On 6 January 1906, a demonstration began in Comrat that escalated into mutiny, with Galatsan's supporters overthrowing the local authorities and proclaiming the Comrat Republic. A committee under Galatsan's rule was established, and its first decisions were to repeal taxes, cancel IOUs and perform a land reform. Later, on 10 January, a Russian newspaper reported "Comrat, with a population of 10,000, is in the hands of the insurgents. Autonomy has been proclaimed. The authorities have been fired and arrested.
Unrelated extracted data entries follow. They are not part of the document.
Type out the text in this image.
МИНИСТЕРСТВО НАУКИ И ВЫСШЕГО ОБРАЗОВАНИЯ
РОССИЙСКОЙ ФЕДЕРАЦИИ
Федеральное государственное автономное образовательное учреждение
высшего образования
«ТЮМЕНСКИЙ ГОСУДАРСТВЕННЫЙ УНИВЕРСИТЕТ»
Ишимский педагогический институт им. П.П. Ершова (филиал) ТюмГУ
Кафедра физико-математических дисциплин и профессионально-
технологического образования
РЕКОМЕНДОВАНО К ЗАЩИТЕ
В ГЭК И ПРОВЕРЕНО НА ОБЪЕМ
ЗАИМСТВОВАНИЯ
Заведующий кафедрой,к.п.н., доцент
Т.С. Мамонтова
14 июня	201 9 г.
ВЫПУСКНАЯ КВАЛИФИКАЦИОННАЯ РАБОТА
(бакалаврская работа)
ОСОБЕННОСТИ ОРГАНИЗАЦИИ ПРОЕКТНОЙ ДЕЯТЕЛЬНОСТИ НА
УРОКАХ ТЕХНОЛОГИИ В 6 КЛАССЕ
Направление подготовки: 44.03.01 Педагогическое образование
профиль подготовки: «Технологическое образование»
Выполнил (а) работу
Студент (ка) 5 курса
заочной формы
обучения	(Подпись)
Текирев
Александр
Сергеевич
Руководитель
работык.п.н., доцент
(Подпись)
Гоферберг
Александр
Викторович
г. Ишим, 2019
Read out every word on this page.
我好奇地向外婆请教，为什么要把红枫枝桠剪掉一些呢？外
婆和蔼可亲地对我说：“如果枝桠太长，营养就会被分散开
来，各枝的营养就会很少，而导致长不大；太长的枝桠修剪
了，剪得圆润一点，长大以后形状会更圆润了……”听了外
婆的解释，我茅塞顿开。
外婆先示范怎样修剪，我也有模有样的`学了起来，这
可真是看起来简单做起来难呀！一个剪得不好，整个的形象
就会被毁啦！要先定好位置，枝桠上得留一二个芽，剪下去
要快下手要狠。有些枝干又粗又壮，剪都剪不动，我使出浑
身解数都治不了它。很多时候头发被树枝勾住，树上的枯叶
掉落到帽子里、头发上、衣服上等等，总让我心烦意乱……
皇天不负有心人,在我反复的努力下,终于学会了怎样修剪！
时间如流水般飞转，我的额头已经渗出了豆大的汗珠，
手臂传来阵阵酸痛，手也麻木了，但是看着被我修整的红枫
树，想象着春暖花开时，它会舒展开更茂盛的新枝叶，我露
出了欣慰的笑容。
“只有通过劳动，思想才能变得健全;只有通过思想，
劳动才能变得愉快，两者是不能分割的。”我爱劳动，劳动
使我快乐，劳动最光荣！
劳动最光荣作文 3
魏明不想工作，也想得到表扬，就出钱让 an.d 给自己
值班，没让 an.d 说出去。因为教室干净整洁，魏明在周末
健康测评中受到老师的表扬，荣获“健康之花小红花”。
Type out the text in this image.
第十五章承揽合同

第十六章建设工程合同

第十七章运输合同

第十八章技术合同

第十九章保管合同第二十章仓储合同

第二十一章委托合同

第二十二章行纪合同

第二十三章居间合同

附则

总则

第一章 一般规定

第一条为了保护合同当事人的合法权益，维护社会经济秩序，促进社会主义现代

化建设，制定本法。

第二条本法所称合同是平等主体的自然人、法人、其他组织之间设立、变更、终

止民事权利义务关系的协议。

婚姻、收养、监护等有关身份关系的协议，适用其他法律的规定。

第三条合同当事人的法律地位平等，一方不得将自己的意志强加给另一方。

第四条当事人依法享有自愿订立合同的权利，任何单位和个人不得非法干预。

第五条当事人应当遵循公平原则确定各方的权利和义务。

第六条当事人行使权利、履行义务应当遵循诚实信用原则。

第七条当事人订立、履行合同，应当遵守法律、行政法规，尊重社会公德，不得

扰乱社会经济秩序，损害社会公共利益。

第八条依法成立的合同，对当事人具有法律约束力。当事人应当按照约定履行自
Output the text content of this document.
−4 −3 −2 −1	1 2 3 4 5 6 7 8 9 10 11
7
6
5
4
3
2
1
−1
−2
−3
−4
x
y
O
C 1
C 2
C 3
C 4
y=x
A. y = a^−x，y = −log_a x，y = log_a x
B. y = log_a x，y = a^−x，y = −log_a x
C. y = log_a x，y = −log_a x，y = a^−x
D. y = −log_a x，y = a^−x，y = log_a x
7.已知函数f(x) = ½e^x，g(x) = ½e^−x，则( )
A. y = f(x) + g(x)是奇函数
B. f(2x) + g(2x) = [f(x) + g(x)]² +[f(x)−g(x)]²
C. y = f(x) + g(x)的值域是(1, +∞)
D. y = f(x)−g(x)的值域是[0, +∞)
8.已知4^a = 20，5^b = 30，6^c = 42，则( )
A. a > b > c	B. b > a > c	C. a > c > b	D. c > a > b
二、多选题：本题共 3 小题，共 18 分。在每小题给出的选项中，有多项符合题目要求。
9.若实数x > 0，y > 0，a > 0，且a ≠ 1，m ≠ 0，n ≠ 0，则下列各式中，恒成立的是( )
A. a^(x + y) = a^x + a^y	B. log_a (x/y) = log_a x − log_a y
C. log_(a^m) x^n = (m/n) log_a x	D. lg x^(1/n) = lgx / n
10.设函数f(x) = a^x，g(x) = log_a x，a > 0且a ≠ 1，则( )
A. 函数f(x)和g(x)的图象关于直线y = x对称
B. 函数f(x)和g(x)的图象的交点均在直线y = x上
The dragoons (a mounted infantry) are unarmed". The flag of the Socialist Revolutionary Party, a red flag with the Russian-language slogan Въ борьбѣ обрѣтешь ты право свое ("Through struggle you will attain your rights") printed on it, was promoted as a central symbol of the republic.

On 12 January, after six days, the rebellion was suppressed. Galatsan and several of his companions were tried for sedition and deported to Siberia.

During the times of the Soviet Union, the Comrat Republic was presented as a socialist and proletarian movement but not as an ethnic one. However, since the proclamation of the Autonomous Territorial Unit of Gagauzia, it has been regarded as a "sign" or "premonition" of the Gagauz autonomy, highlighting its socialist characteristics but especially the ethnic Gagauz ones. Today, one of the streets of Comrat is named after Galatsan.